À première vue, le système peut sembler comparable à l’Avance sur recettes. Dans les faits, il conduit à financer à fonds perdus des opérations de restauration sans permettre à l’Etat de déterminer une politique publique.

Dès lors, la mission a établi deux diagnostics :

- il est nécessaire de séparer ce qui relève de la détermination d’une politique publique de ce qui relève du travail technique, physique, de restauration des matériels.

- Il faut travailler sur de nouveaux mécanismes de financement de l’activité de restauration, en se référant, par souci de simplicité, à des dispositifs déjà existants.

Il a été recommandé supra d’éloigner fonctionnellement la Direction du patrimoine cinématographique des Archives françaises du film. Si la DPC dispose du pouvoir d’élaboration d’une politique publique, les Archives n’en sont, s’agissant de matériels détenus par des personnes privées et nécessitant une restauration, qu’un des opérateurs, en concurrence avec d’autres (les laboratoires privés).
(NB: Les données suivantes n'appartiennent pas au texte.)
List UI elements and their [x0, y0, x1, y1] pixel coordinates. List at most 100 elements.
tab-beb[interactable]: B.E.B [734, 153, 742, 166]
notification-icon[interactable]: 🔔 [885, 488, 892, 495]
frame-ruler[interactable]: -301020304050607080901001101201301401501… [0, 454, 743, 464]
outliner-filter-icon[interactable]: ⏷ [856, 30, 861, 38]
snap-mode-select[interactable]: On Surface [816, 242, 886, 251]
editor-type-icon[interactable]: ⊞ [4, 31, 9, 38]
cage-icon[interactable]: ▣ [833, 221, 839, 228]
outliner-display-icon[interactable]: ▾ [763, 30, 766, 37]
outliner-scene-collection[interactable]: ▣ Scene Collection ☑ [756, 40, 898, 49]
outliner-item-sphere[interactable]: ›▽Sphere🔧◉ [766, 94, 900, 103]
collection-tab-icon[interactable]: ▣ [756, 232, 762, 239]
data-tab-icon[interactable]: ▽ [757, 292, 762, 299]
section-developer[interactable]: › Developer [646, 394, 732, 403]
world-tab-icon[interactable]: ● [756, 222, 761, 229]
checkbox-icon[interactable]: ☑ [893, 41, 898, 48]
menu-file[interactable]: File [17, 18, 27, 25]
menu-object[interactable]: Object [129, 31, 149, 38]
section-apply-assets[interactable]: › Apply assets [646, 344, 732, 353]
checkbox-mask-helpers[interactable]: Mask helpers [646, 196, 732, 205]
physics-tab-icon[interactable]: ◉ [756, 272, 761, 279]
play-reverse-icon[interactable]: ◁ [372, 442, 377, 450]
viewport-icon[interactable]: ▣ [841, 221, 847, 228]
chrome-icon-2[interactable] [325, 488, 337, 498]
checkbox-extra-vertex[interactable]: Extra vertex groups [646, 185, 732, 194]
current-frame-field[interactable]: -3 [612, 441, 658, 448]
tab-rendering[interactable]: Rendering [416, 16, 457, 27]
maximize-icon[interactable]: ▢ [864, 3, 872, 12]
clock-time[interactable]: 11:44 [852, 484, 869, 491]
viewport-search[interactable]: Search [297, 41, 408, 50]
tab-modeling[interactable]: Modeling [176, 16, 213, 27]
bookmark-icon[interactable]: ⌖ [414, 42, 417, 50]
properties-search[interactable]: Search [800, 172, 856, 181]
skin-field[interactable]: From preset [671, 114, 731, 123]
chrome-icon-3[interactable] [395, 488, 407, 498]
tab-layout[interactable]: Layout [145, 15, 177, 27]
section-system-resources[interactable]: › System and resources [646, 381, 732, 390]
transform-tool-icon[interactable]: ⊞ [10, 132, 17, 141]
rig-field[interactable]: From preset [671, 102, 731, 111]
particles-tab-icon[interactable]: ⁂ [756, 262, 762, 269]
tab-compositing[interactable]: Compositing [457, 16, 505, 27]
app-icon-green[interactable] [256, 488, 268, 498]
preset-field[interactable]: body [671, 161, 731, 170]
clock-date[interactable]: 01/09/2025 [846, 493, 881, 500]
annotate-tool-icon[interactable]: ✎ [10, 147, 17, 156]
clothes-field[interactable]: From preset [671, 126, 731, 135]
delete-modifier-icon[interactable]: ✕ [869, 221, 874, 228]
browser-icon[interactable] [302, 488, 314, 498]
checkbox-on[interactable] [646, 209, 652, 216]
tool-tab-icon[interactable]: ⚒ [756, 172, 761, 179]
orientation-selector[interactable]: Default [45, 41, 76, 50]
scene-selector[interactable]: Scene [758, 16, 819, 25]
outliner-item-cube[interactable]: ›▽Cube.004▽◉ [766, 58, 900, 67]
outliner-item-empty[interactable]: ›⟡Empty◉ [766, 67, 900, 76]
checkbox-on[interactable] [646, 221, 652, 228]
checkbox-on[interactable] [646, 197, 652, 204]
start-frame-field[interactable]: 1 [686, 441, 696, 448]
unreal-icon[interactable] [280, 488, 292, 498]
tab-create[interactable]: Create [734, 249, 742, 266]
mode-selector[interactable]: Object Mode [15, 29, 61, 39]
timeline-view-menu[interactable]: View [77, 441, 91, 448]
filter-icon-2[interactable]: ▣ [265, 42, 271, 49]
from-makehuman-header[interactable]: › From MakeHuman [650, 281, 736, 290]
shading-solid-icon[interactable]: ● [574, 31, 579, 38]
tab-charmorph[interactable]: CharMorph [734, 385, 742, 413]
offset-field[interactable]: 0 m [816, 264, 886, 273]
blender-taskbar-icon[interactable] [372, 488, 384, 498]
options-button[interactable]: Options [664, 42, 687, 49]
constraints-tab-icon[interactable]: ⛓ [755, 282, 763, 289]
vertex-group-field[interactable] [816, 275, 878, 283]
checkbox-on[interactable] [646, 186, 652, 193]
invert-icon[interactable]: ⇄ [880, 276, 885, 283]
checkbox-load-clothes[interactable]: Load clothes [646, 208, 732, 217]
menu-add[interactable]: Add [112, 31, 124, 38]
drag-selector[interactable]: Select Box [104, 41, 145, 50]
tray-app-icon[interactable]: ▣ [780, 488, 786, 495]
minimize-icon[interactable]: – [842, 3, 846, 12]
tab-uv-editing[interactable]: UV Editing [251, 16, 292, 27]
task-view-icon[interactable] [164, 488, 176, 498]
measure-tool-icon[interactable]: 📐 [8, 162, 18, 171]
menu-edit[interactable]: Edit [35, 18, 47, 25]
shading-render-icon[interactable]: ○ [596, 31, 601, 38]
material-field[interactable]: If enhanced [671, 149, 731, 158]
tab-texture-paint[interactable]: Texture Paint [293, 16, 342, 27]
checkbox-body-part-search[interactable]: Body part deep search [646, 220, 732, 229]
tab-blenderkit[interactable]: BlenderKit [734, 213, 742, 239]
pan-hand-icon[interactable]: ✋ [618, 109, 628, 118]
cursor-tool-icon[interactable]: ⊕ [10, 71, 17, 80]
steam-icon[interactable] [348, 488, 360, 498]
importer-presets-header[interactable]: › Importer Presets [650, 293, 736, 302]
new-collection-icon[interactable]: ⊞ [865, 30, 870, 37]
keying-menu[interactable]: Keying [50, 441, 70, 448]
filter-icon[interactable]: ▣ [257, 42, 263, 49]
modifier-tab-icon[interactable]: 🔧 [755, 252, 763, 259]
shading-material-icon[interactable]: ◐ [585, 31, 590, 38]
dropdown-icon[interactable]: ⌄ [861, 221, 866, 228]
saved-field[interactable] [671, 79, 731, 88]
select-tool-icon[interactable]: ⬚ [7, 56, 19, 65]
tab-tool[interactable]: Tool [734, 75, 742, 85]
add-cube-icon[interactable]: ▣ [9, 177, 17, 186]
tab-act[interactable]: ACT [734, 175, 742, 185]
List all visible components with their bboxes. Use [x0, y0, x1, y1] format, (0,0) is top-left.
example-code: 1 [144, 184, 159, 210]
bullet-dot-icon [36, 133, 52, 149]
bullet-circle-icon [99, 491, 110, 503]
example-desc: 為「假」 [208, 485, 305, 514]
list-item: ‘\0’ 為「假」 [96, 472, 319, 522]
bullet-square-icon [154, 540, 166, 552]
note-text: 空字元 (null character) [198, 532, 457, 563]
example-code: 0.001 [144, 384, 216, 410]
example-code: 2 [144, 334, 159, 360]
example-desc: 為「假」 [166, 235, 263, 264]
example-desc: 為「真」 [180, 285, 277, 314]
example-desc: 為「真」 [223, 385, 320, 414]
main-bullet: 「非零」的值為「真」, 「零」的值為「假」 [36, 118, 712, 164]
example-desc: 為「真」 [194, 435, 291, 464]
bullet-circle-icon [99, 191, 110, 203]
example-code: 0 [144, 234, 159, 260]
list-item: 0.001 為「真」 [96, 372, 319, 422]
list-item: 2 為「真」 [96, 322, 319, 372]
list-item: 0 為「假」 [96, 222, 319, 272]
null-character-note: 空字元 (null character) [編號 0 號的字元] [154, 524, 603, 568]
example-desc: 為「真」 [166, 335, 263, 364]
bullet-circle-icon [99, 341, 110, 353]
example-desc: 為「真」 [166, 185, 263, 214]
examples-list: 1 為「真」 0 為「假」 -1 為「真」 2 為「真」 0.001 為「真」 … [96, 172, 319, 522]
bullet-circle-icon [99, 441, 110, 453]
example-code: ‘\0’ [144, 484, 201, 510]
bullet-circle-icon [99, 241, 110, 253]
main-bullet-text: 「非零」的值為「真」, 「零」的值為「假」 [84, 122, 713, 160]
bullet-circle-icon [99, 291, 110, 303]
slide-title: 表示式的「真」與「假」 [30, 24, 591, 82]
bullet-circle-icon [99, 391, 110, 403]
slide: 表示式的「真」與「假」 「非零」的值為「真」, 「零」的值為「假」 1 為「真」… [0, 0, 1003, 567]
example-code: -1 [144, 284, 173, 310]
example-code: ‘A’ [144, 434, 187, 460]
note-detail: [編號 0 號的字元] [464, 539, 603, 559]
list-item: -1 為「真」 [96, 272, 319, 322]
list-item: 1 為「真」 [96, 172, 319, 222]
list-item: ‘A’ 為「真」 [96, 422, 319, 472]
Il est donc déterminant que la DPC se comporte comme un prescripteur de normes applicables à l’ensemble du secteur et les Archives, pour leur mission de restauration, comme un opérateur autonome disposant d’outils d’analyse efficaces des coûts permettant en particulier d’éviter les subventions croisées, agissant dans un univers concurrentiel. C’est à cette condition qu’une certaine neutralité du dispositif peut apparaître, les Archives françaises du film jouant dans celui-ci le rôle d’un opérateur comme un autre.

Dans le cadre d’une telle évolution, il est nécessaire également de porter une attention particulière aux détenteurs de patrimoine que sont les cinémathèques, institutions de droit privé subventionnées gérant une collection issue la plupart du temps de dépôts volontaires. Il est clair en premier lieu, et ceci est particulièrement vrai pour la Cinémathèque française, que leur politique de restauration doit être guidée par une logique de programmation, avant d’être de servir les intérêts des déposants. En ce sens, la Cinémathèque française doit être en mesure de faire écran entre les déposants et le processus de restauration. En second lieu, les cinémathèques ne sont pas faites pour être directement des opérateurs de restauration. Enfin, un mécanisme incitateur généraliste doit tenir compte des spécificités de ces institutions, en préservant, voire en développant, leur patrimoine valorisable.